Incidental Finding & Health Screening Test report

  • This test preemptively determines the risks of developing over 1000 childhood on-set diseases

  • The test approach is modeled after the BabySeq project implemented at the Boston Children's Hospital & Harvard Medical School in the U.S.

  • Clinical interpretation using over 1600 genes associated with over 1000 childhood-onset disorders

Is This Test Right For Your Child?

If you or your family members already have symptoms of Mendelian or monogenic disorders, medical experts recommend genetic testing for you.
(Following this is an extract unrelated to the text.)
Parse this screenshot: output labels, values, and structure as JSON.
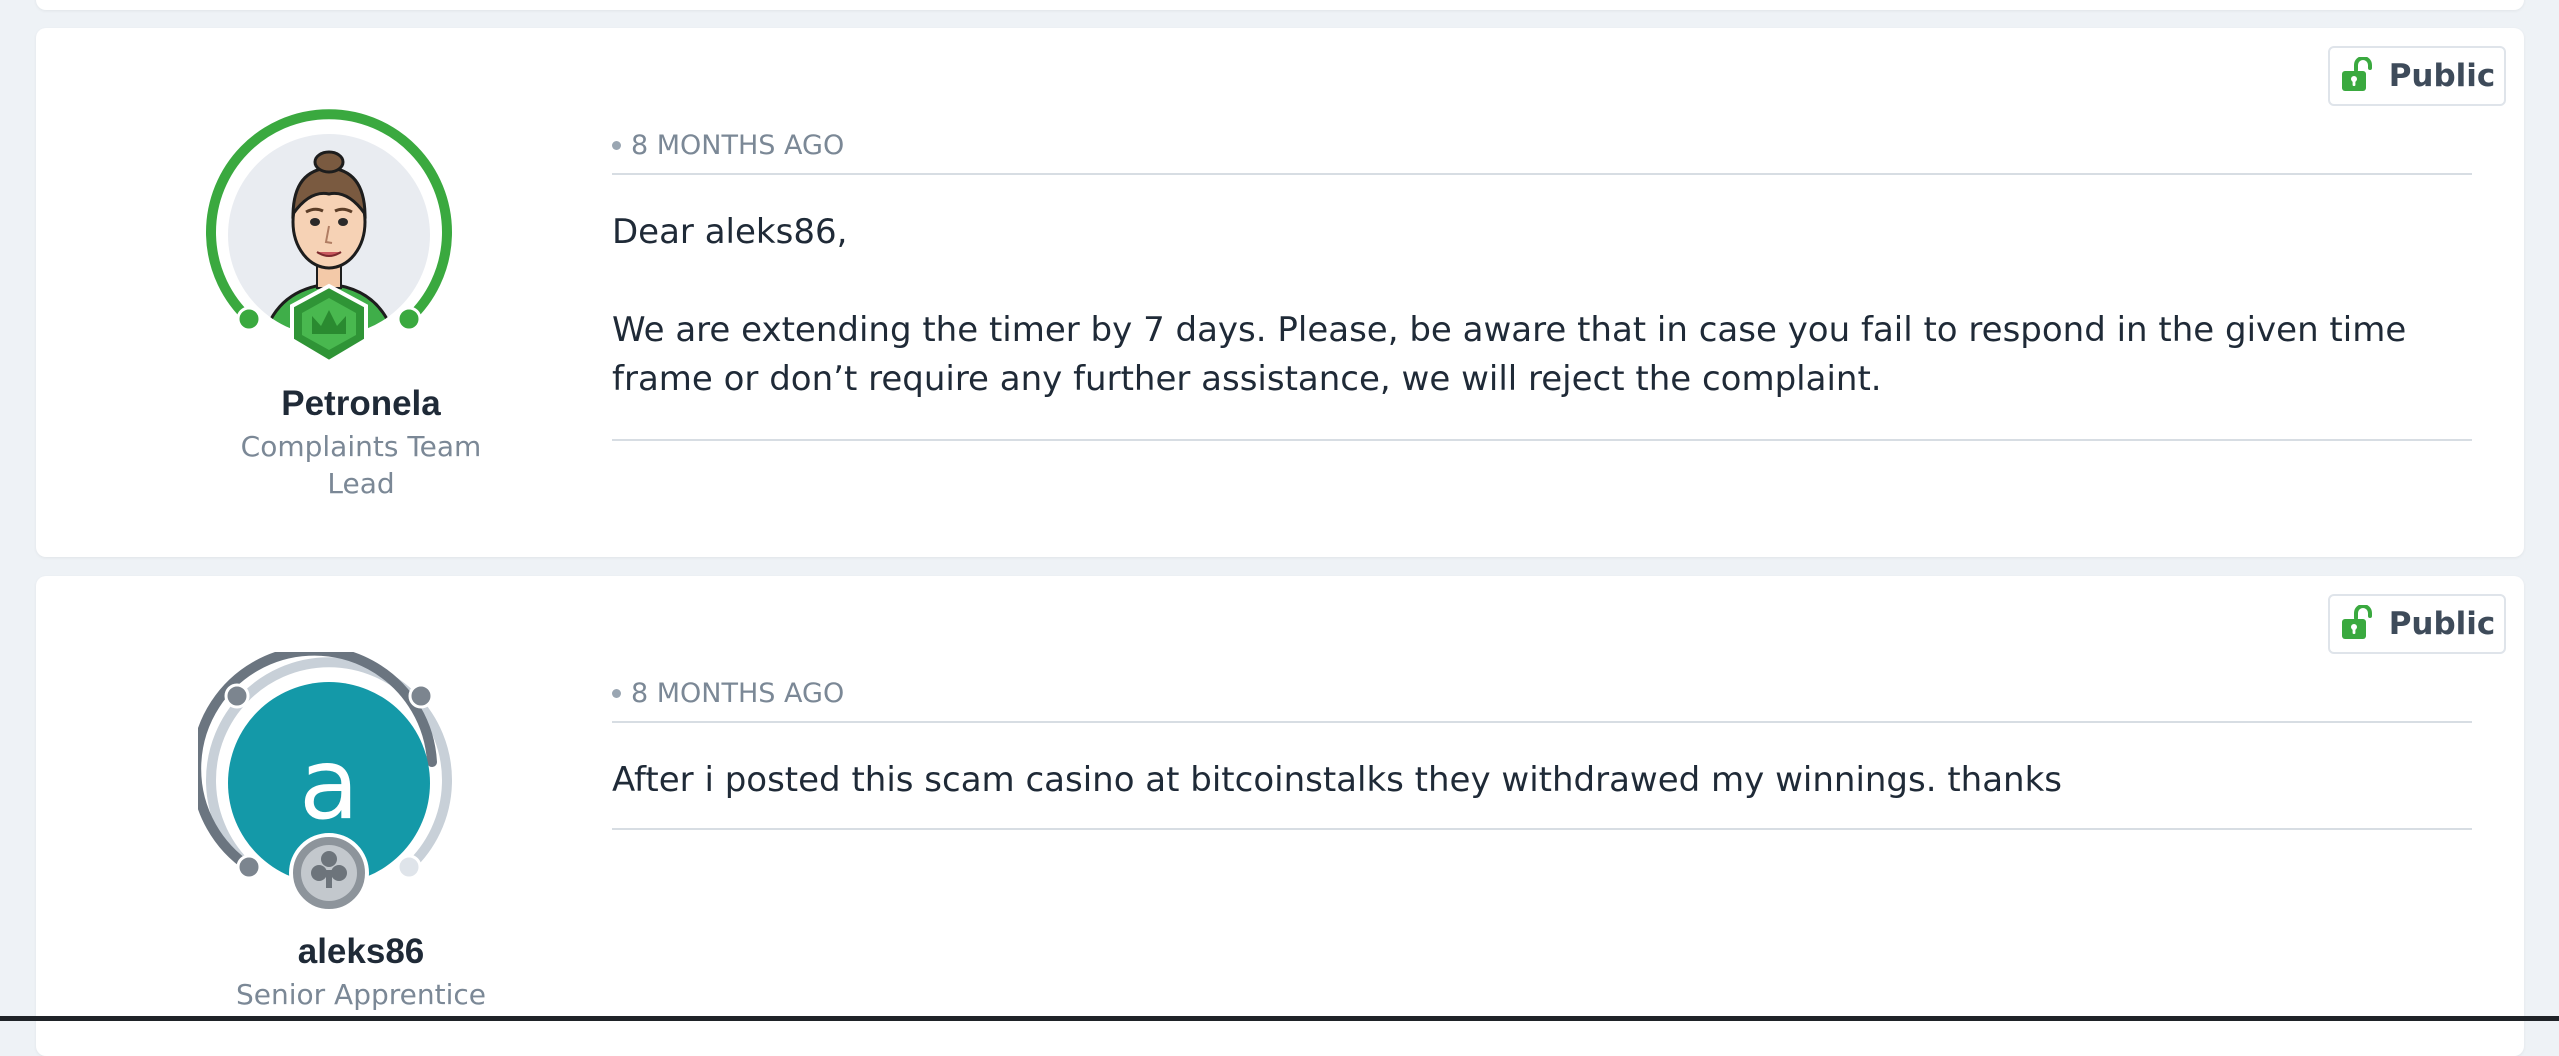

These tests may be suitable for patients who have had evaluations consisting of microarray-based, single-gene or panel-based genetic tests without identifying an etiology or obtaining a diagnosis.

Physicians may prefer to order a whole genome sequencing test early in the patient's evaluation to expedite a possible diagnosis, without going through time-consuming biochemical, microarray-based, single-gene or panel-based genetic testing.

References

Patients will be referred to physician-specialists with substantial clinical genetic experience for pre- and post-test consultation and care.

Our collaborating clinicians include neurologists, pediatric complex-disorder specialists, emergency neonatal physicians, behavioral and psycho-developmental specialists, and rare disease specialists.